Film Review: Trance

Danny Boyle reworks familiar tropes—stolen art, expedient amnesia and the ever-titillating love triangle—into a stylish, diverting thriller.

Highly entertaining if largely improbable, Trance has all the elements of a three-star psychological thriller: an original idea complemented by a witty script, imaginative direction and appealing cast, and enough sex and violence to keep us from thinking too hard about plot twists. Danny Boyle shot the film during breaks from his ongoing chores as artistic director of the opening ceremonies for the 2012 Summer Olympics, and his twisty, tony mash-up takes us once more on a magical mystery tour of London, if those adjectives apply to the movie’s delightfully disorienting mix of high art, low crime and erotic psychology.

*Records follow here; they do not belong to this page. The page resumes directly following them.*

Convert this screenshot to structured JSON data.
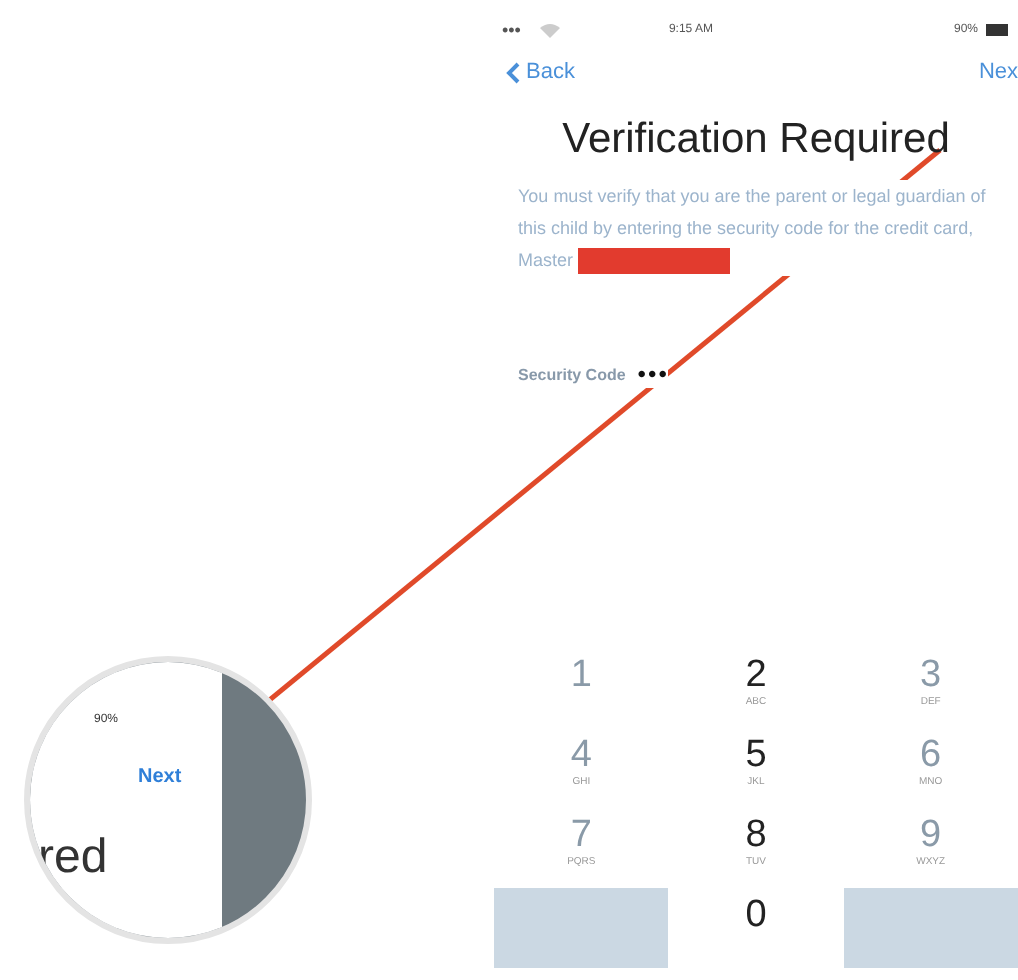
{
  "status_bar": {
    "signal": "•••",
    "time": "9:15 AM",
    "battery": "90%"
  },
  "nav": {
    "back": "Back",
    "next": "Nex"
  },
  "title": "Verification Required",
  "message": "You must verify that you are the parent or legal guardian of this child by entering the security code for the credit card, Master",
  "field": {
    "label": "Security Code",
    "value": "•••"
  },
  "keypad": [
    {
      "digit": "1"
    },
    {
      "digit": "2",
      "letters": "ABC"
    },
    {
      "digit": "3",
      "letters": "DEF"
    },
    {
      "digit": "4",
      "letters": "GHI"
    },
    {
      "digit": "5",
      "letters": "JKL"
    },
    {
      "digit": "6",
      "letters": "MNO"
    },
    {
      "digit": "7",
      "letters": "PQRS"
    },
    {
      "digit": "8",
      "letters": "TUV"
    },
    {
      "digit": "9",
      "letters": "WXYZ"
    },
    {
      "digit": "0"
    }
  ],
  "magnifier": {
    "battery": "90%",
    "next": "Next",
    "title_fragment": "red"
  }
}
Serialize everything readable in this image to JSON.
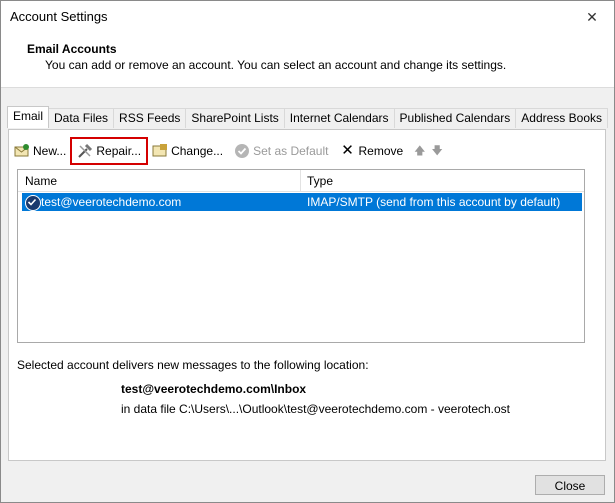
{
  "window": {
    "title": "Account Settings",
    "close_glyph": "✕"
  },
  "header": {
    "title": "Email Accounts",
    "description": "You can add or remove an account. You can select an account and change its settings."
  },
  "tabs": [
    {
      "label": "Email",
      "active": true
    },
    {
      "label": "Data Files"
    },
    {
      "label": "RSS Feeds"
    },
    {
      "label": "SharePoint Lists"
    },
    {
      "label": "Internet Calendars"
    },
    {
      "label": "Published Calendars"
    },
    {
      "label": "Address Books"
    }
  ],
  "toolbar": {
    "new": "New...",
    "repair": "Repair...",
    "change": "Change...",
    "set_default": "Set as Default",
    "remove": "Remove",
    "up_glyph": "🡅",
    "down_glyph": "🡇",
    "remove_glyph": "✕"
  },
  "grid": {
    "columns": [
      "Name",
      "Type"
    ],
    "rows": [
      {
        "name": "test@veerotechdemo.com",
        "type": "IMAP/SMTP (send from this account by default)",
        "selected": true
      }
    ]
  },
  "location": {
    "label": "Selected account delivers new messages to the following location:",
    "path": "test@veerotechdemo.com\\Inbox",
    "file": "in data file C:\\Users\\...\\Outlook\\test@veerotechdemo.com - veerotech.ost"
  },
  "footer": {
    "close": "Close"
  },
  "colors": {
    "selection": "#0078d7",
    "highlight_box": "#d40000"
  }
}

The fun is following the story as it unfolds, needless to say, but the setup is this: Simon (James McAvoy), an associate at an auction house, has got himself deep into debt, so much so that he schemes with Franck (Vincent Cassel), an opportunistic gangster, to steal Goya’s masterpiece Witches in the Air, which has come on the bloc. The heist goes wrong, Simon suffers a knock on the head that causes amnesia, and the painting disappears. Franck and his boys (Danny Sapani, Matt Cross and Wahab Sheikh) attempt to jumpstart Simon’s memory with some old-fashioned torture, without success. So they turn to hypnotherapist Elizabeth Lamb (Rosario Dawson) to employ more subtle methods of extraction. If she can crack Simon’s subconscious to find where he hid the painting (assuming he has hidden the painting), everybody benefits: Franck and friends get the Goya, Elizabeth gets a cut of its illicit sale, and Simon gets to live. Or maybe not. And why is a nice professional woman like Elizabeth slumming with underworld thugs and an amateur art thief, anyway?

Trance could be likened to several recent films, most readily Morten Tyldum’s Headhunters (art theft, love triangle, double-cross) and Steven Soderbergh’s Side Effects (psychology, love triangle, double-cross). But Boyle is a restless filmmaker, moving effortlessly from the horror sci-fi of 28 Days Later to the epic Bollywood-inspired Slumdog Millionaire to the harrowing biopic 127 Hours, and Trance harkens back to his first feature, Shallow Grave, with its edgy black humor and fresh take on familiar film tropes. (In fact, Boyle called upon screenwriter John Hodge, who wrote Shallow Grave and Trainspotting, to work with Joe Ahearne on adapting the latter’s 2001 teleplay for the big screen.) Trance will certainly evoke comparison to Christopher Nolan’s Memento, since both deal with amnesia and revenge, and even with Hitchcock’s Vertigo, the mother of all psychological murder mysteries, and one that, like Boyle’s, depends on distortions and deceptions both real and imagined.

McAvoy, who delivers his lines with his native Scottish accent, and Cassel, who delivers his with his native French accent, make good foils for each other and reliable fools for the seductive Dawson, who lays down the bare essentials of art history in more ways than one. The unlikely ménage à trois appear to be enjoying the caper even as it rapidly unravels, and bring the same kind of complexity to their characters as Boyle does to the narrative. Nobody in Trance is what he or she seems to be, and all end up somewhere other than they imagined—that’s standard stuff, for sure—but in this case, watching them become tangled up in their own psyches is as amusing as guessing who will end up with the MacGuffin. Or shall we say, the MacGoyan.